Inputs Temporary Outputs Persistent Outputs
scratch.sessions_userid_manifest_staged scratch.users_this_run derived.users
derived.users_manifest scratch.users_limits

The users module takes {{.scratch_schema}}.sessions_userid_manifest_staged as its input, alongside the {{.output_schema}}.users_manifest table (which is self-maintained within the users module). It calculates the standard users model, and updates the production users table. It also produces the {{.scratch_schema}}.users_this_run table.

Unlike the other modules, the users module doesn't take an input that contains all information required to run the module. It uses the {{.output_schema}}.users_manifest table to manage efficiency, and queries the sessions table to process data as far back in history as is required.

The users module's 'complete' playbook 99-users-complete.yml.tmpl truncates the {{.scratch_schema}}.sessions_userid_manifest_staged table, commits to the {{.output_schema}}.users_manifest and cleans up temporary tables. There is no _staged table for this module, as there are no subsequent modules.

The {{.scratch_schema}}.users_this_run table contains all events relevant only to this run of the model (since the last time the 99-users-complete.yml.tmpl playbook has run). This table is dropped and recomputed every run of the module, regardless of whether another module has used the data.

Detail on configuring the users module's playbook can be found in the relevant playbook directory's README.

A note on duplicates

This version of the model (1.0.2) excludes duplicated event_ids and page_view_ids. Ideally in the future it will provide standard options for handling them.

If there is a need to handle duplicates, this can be done by adding a custom module to the base level of aggregation - take good care to manage the possibility of introducing duplicates downstream if doing so.
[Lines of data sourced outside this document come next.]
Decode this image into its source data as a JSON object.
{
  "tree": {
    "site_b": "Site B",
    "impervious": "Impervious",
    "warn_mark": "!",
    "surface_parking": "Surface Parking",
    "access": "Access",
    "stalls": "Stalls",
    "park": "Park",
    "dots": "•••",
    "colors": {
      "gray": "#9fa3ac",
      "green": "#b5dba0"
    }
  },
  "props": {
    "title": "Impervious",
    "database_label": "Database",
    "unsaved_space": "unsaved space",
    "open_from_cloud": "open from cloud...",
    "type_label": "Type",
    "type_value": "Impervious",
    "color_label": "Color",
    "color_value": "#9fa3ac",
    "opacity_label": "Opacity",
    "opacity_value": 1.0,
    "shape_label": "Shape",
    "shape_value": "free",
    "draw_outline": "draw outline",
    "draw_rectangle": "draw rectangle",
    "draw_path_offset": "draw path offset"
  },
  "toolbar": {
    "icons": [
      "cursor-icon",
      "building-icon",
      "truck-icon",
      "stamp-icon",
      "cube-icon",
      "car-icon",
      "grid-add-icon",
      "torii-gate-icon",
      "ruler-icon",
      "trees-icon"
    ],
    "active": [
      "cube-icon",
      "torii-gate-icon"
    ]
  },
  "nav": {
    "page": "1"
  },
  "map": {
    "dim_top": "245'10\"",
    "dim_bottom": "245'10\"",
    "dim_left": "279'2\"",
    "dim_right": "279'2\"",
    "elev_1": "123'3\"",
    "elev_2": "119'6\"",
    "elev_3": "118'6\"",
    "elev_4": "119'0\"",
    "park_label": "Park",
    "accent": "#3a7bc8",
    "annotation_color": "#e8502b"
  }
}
Normally, one would expect less than 1% duplicates in the dataset. If the requirement to handle duplicates arises from the fact that there is a large proportion of them, users are advised to first investigate the source of duplicates and attempt to address the issue upstream of the data models - a high proportion of duplicates can be indicative of a more significant issue in tracking or configuration of the pipeline.

A note on Constraints and Clustering keys

This 1.0.2 version of the Snowflake web model does not use Constraints or Clustering keys in the table definitions, even though it could.

Concerning clustering keys, Snowflake's naturally clusters the tables on insertion order, and there hasn't been evidence so far suggesting a change towards another manual clustering strategy.

Concerning table constraints, it is a fact that Snowflake enforces only the NOT NULL constraint. Therefore, in this 1.0.2 version we decided to include only this constraint that is actually enforced, for clarity on the model's assumptions.